Employers have been using Facebook (and other social media) for years to pre-screen job applicants. This is well known and yet many job-hunters refuse to lock down their personal profiles or even refrain from using social media during a job search.

Like many aspects of technology, social media is an extremely sharp double-edged sword that offers great potential benefits, but also hidden risks. In an earlier column we looked at how our computer can be a powerful job search tool, but also an incredible time-waster. However, there is no ignoring the computer in our job search – we have to master it – and social media is quickly becoming the same. Many employers use Facebook, Twitter, and LinkedIn to recruit workers and to ignore this reality is to tune out opportunities. Furthermore, social media use can demonstrate to a prospective employer that our tech skills are up to date, that we are open to learning new skills and are aware of the importance of cultivating a brand.
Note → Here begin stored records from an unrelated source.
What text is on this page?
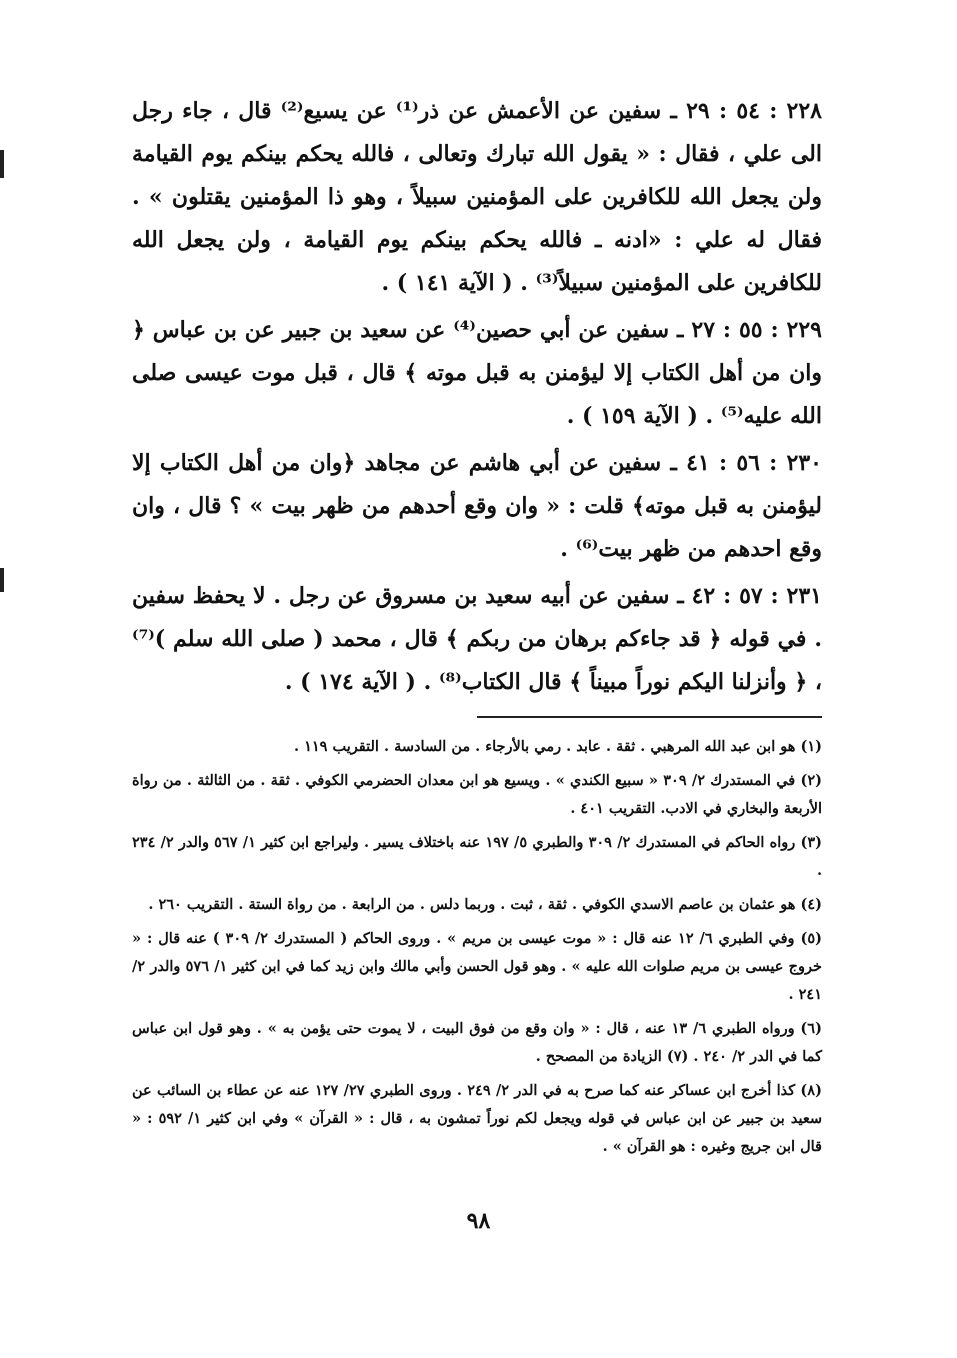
٢٢٨ : ٥٤ : ٢٩ ـ سفين عن الأعمش عن ذر⁽¹⁾ عن يسيع⁽²⁾ قال ، جاء رجل الى علي ، فقال : « يقول الله تبارك وتعالى ، فالله يحكم بينكم يوم القيامة ولن يجعل الله للكافرين على المؤمنين سبيلاً ، وهو ذا المؤمنين يقتلون » . فقال له علي : «ادنه ـ فالله يحكم بينكم يوم القيامة ، ولن يجعل الله للكافرين على المؤمنين سبيلاً⁽³⁾ . ( الآية ١٤١ ) .

٢٢٩ : ٥٥ : ٢٧ ـ سفين عن أبي حصين⁽⁴⁾ عن سعيد بن جبير عن بن عباس ﴿ وان من أهل الكتاب إلا ليؤمنن به قبل موته ﴾ قال ، قبل موت عيسى صلى الله عليه⁽⁵⁾ . ( الآية ١٥٩ ) .

٢٣٠ : ٥٦ : ٤١ ـ سفين عن أبي هاشم عن مجاهد ﴿وان من أهل الكتاب إلا ليؤمنن به قبل موته﴾ قلت : « وان وقع أحدهم من ظهر بيت » ؟ قال ، وان وقع احدهم من ظهر بيت⁽⁶⁾ .

٢٣١ : ٥٧ : ٤٢ ـ سفين عن أبيه سعيد بن مسروق عن رجل . لا يحفظ سفين . في قوله ﴿ قد جاءكم برهان من ربكم ﴾ قال ، محمد ( صلى الله سلم )⁽⁷⁾ ، ﴿ وأنزلنا اليكم نوراً مبيناً ﴾ قال الكتاب⁽⁸⁾ . ( الآية ١٧٤ ) .

(١) هو ابن عبد الله المرهبي . ثقة . عابد . رمي بالأرجاء . من السادسة . التقريب ١١٩ .

(٢) في المستدرك ٢/ ٣٠٩ « سبيع الكندي » . ويسيع هو ابن معدان الحضرمي الكوفي . ثقة . من الثالثة . من رواة الأربعة والبخاري في الادب. التقريب ٤٠١ .

(٣) رواه الحاكم في المستدرك ٢/ ٣٠٩ والطبري ٥/ ١٩٧ عنه باختلاف يسير . وليراجع ابن كثير ١/ ٥٦٧ والدر ٢/ ٢٣٤ .

(٤) هو عثمان بن عاصم الاسدي الكوفي . ثقة ، ثبت . وربما دلس . من الرابعة . من رواة الستة . التقريب ٢٦٠ .

(٥) وفي الطبري ٦/ ١٢ عنه قال : « موت عيسى بن مريم » . وروى الحاكم ( المستدرك ٢/ ٣٠٩ ) عنه قال : « خروج عيسى بن مريم صلوات الله عليه » . وهو قول الحسن وأبي مالك وابن زيد كما في ابن كثير ١/ ٥٧٦ والدر ٢/ ٢٤١ .

(٦) ورواه الطبري ٦/ ١٣ عنه ، قال : « وان وقع من فوق البيت ، لا يموت حتى يؤمن به » . وهو قول ابن عباس كما في الدر ٢/ ٢٤٠ . (٧) الزيادة من المصحح .

(٨) كذا أخرج ابن عساكر عنه كما صرح به في الدر ٢/ ٢٤٩ . وروى الطبري ٢٧/ ١٢٧ عنه عن عطاء بن السائب عن سعيد بن جبير عن ابن عباس في قوله ويجعل لكم نوراً تمشون به ، قال : « القرآن » وفي ابن كثير ١/ ٥٩٢ : « قال ابن جريج وغيره : هو القرآن » .

٩٨
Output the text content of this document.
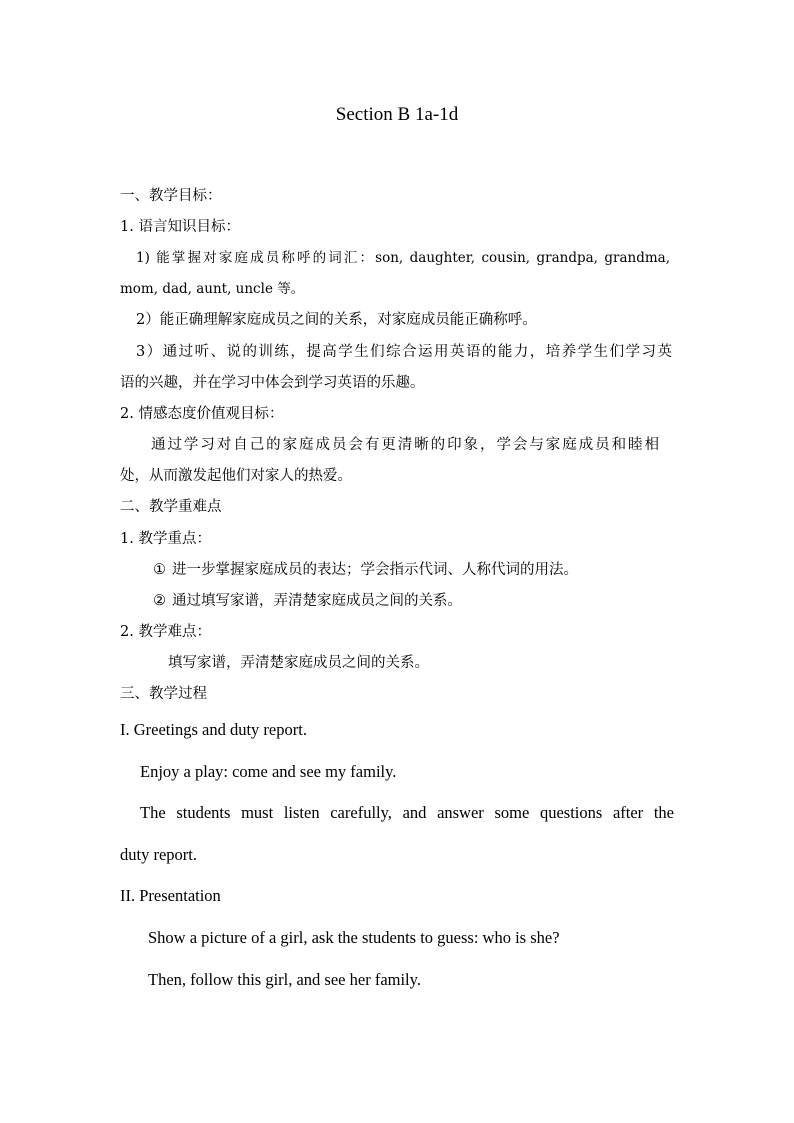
Section B 1a-1d
一、教学目标：
1. 语言知识目标：
1) 能掌握对家庭成员称呼的词汇：son, daughter, cousin, grandpa, grandma,
mom, dad, aunt, uncle 等。
2）能正确理解家庭成员之间的关系，对家庭成员能正确称呼。
3）通过听、说的训练，提高学生们综合运用英语的能力，培养学生们学习英
语的兴趣，并在学习中体会到学习英语的乐趣。
2. 情感态度价值观目标：
通过学习对自己的家庭成员会有更清晰的印象，学会与家庭成员和睦相
处，从而激发起他们对家人的热爱。
二、教学重难点
1. 教学重点：
① 进一步掌握家庭成员的表达；学会指示代词、人称代词的用法。
② 通过填写家谱，弄清楚家庭成员之间的关系。
2. 教学难点：
填写家谱，弄清楚家庭成员之间的关系。
三、教学过程
I. Greetings and duty report.
Enjoy a play: come and see my family.
The students must listen carefully, and answer some questions after the
duty report.
II. Presentation
Show a picture of a girl, ask the students to guess: who is she?
Then, follow this girl, and see her family.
Social media also allows you to connect with people in your field and broaden your network. A company’s Facebook page, blog or Twitter feed are all valuable resources for research.
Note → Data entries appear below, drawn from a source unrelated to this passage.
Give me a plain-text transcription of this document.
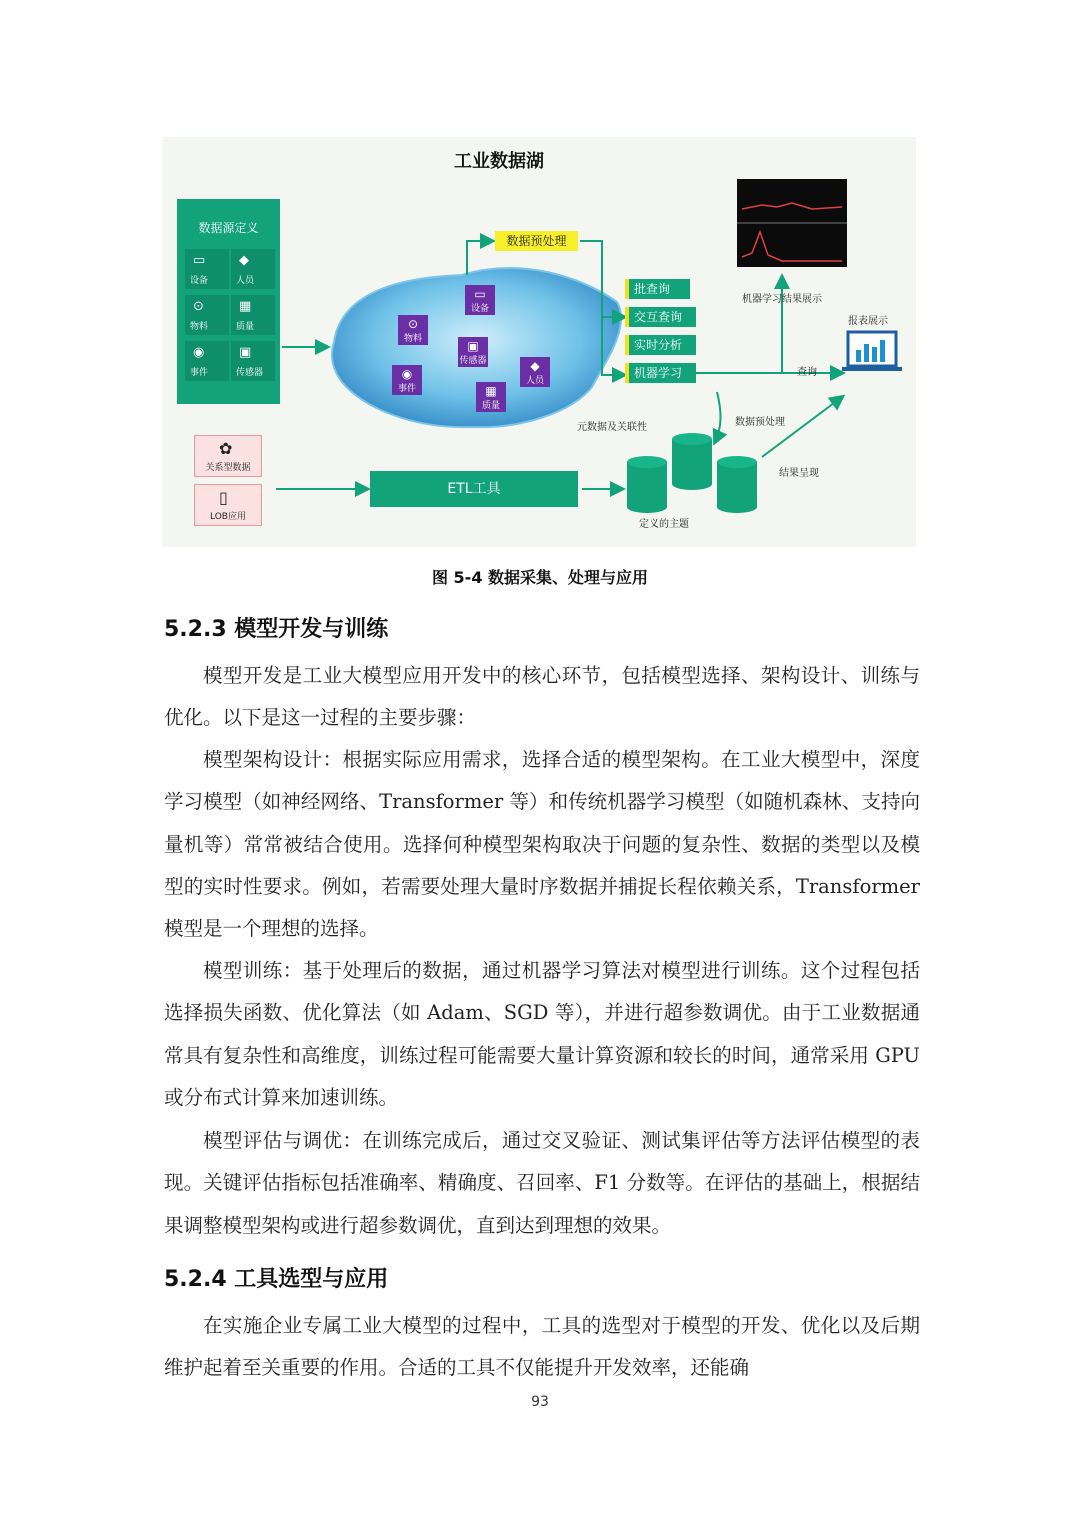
工业数据湖
数据源定义
▭
设备
◆
人员
⊙
物料
▦
质量
◉
事件
▣
传感器
▭
设备
⊙
物料	▣
传感器
◉
事件
◆
人员
▦
质量
数据预处理
批查询
交互查询
实时分析
机器学习
机器学习结果展示
报表展示
查询
数据预处理
元数据及关联性
结果呈现
定义的主题
✿
关系型数据
▯
LOB应用
ETL工具
图 5-4 数据采集、处理与应用
5.2.3 模型开发与训练

模型开发是工业大模型应用开发中的核心环节，包括模型选择、架构设计、训练与优化。以下是这一过程的主要步骤：

模型架构设计：根据实际应用需求，选择合适的模型架构。在工业大模型中，深度学习模型（如神经网络、Transformer 等）和传统机器学习模型（如随机森林、支持向量机等）常常被结合使用。选择何种模型架构取决于问题的复杂性、数据的类型以及模型的实时性要求。例如，若需要处理大量时序数据并捕捉长程依赖关系，Transformer 模型是一个理想的选择。

模型训练：基于处理后的数据，通过机器学习算法对模型进行训练。这个过程包括选择损失函数、优化算法（如 Adam、SGD 等），并进行超参数调优。由于工业数据通常具有复杂性和高维度，训练过程可能需要大量计算资源和较长的时间，通常采用 GPU 或分布式计算来加速训练。

模型评估与调优：在训练完成后，通过交叉验证、测试集评估等方法评估模型的表现。关键评估指标包括准确率、精确度、召回率、F1 分数等。在评估的基础上，根据结果调整模型架构或进行超参数调优，直到达到理想的效果。

5.2.4 工具选型与应用

在实施企业专属工业大模型的过程中，工具的选型对于模型的开发、优化以及后期维护起着至关重要的作用。合适的工具不仅能提升开发效率，还能确

93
This is part of the reality that the modern-day job-hunter faces. In the past it was enough to have a good resume, a letter of reference and a solid network. For some people that may still work, but most of us will have to learn the intricacies of social media whether we want to or not. If you are not yet using social media consider learning one platform at a time and incorporating it into your efforts. Camosun College offers regular, free social media meet-ups. The public library has many books on the subject and the Web has plenty of tutorials, courses and free resources. The learning opportunities are numerous and inexpensive or free. If you are currently using Twitter, Facebook, Google +, LinkedIn etc. in your job search take a fresh look at your profiles from the perspective of an employer. Vow to eliminate any pictures or content that can be misinterpreted or that might place you in a bad light.

Social media is a big, new complicated world and we owe it to ourselves to map it out and mold it to our purposes.